Le informazioni fornite dalla missione Rosetta
La missione Rosetta, iniziata nel 2004 e proseguita fino al 30 settembre 2016, ha permesso di raccogliere numerosissime informazioni nuove sulle comete. Dai dati ottenuti, per esempio, è emerso che gli effetti stagionali svolgono un ruolo essenziale nell’evoluzione del nucleo cometario, soprattutto a causa dell’eccentricità dell’orbita del corpo celeste, che determina forti disomogeneità nel bilancio energetico dei due emisferi. I risultati hanno anche permesso ai ricercatori di comprendere l’importanza dei processi di trasporto di materia tra le varie parti del Sistema Solare primordiale. La componente solida del nucleo contiene infatti dei minerali (solfuri e silicati magnesiaci) che si formarono a temperature elevate nelle regioni più interne della nebulosa protosolare, “mischiati” a materiale organico proveniente da aree molto più fredde, situate a più di 20 unità astronomiche di distanza.
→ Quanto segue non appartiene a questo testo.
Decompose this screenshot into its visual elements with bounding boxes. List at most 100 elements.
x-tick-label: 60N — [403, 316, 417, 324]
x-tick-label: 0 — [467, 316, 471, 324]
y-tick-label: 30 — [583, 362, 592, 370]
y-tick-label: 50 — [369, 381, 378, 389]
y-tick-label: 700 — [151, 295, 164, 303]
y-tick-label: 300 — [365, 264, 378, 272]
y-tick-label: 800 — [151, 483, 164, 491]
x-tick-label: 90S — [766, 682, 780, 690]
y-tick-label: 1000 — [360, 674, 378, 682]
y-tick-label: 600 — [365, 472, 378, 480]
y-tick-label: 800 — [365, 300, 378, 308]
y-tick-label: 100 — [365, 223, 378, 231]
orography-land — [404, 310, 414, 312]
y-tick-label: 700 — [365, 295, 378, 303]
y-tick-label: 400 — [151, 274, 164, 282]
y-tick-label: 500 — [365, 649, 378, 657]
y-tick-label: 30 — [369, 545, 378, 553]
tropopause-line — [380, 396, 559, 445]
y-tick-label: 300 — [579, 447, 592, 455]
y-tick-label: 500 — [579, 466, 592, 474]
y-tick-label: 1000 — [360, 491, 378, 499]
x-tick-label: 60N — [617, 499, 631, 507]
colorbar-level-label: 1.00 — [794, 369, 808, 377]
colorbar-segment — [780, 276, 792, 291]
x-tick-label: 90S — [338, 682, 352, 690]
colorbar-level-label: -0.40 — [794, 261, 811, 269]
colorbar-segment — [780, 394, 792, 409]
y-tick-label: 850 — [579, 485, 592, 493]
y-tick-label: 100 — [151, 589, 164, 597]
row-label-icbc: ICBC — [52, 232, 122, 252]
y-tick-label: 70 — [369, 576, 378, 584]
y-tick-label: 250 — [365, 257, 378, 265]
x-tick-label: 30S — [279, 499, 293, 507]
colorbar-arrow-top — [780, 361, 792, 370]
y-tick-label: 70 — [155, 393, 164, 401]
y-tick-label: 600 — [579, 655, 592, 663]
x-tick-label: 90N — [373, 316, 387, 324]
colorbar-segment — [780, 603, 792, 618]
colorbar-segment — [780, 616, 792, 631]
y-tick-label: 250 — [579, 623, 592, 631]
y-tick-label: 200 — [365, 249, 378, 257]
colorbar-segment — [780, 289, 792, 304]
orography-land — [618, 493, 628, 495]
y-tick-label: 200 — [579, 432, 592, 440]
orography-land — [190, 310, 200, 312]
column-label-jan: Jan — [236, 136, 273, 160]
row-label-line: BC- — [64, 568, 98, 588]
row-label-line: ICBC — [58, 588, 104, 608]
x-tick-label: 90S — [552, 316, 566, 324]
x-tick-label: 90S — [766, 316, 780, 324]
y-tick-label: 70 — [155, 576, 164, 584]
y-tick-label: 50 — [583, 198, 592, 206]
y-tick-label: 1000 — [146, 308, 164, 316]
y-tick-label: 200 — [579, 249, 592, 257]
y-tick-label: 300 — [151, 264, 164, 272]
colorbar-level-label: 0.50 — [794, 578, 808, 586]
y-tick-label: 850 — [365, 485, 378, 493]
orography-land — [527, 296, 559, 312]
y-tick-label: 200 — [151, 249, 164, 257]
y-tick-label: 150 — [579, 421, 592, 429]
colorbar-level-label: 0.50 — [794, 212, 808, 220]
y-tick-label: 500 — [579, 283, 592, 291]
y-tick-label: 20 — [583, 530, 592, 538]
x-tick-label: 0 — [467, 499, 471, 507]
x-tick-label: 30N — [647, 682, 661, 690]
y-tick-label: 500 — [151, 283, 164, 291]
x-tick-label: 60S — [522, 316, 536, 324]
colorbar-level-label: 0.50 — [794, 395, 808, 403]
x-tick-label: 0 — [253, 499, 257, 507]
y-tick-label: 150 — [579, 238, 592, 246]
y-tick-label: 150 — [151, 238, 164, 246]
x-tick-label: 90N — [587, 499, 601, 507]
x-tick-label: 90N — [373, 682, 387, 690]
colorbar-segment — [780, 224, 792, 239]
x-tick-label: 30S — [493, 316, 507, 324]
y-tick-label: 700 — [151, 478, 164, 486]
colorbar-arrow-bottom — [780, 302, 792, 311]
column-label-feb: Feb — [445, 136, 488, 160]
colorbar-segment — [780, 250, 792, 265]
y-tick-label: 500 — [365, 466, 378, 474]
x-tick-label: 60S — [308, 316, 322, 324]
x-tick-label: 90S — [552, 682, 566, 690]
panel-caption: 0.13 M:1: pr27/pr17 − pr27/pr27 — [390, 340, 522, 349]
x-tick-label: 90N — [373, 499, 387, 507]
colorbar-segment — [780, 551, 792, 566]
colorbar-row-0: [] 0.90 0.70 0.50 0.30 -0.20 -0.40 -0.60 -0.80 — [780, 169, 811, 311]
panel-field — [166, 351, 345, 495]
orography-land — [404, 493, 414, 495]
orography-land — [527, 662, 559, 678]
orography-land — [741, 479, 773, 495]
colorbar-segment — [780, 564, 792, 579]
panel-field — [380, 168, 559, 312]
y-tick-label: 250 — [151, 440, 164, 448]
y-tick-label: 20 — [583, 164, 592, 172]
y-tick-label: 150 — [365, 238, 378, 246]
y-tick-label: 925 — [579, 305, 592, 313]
Non sono ancora chiari i processi che hanno reso possibile il trasporto di materia tra zone così lontane.
Tutte le comete potrebbero avere un’origine comune
L’origine delle comete è il tema centrale di un recente studio, pubblicato sulle pagine della rivista specializzata Astronomy & Astrophysics, che è stato condotto da un team di ricerca internazionale guidato dall’Università di Leida. Dopo aver raccolto informazione su 14 delle comete più conosciute, gli esperti hanno paragonato la loro composizione con alcuni modelli chimici e sono arrivati una conclusione: questi corpi celesti potrebbero essere nati tutti in un’area in prossimità del Sole, quando la stella era ancora giovane e circondata da un disco protoplanetario. Nel corso dello studio, i ricercatori, sotto la guida dell’astronomo Christian Eistrup, hanno confrontato i modelli chimici a loro disposizione con i dati pubblicati sulle comete, per determinare se quest’ultime appartengano tutte allo stesso gruppo o rientrino in diverse sottocategorie. Pur avendo un’origine comune, in molti casi le molecole hanno preso de percorsi molto diversi: ciò potrebbe dipendere da elementi di disturbo, come ad esempio Giove, che avrebbero portato questi corpi celesti a percorrere orbite differenti.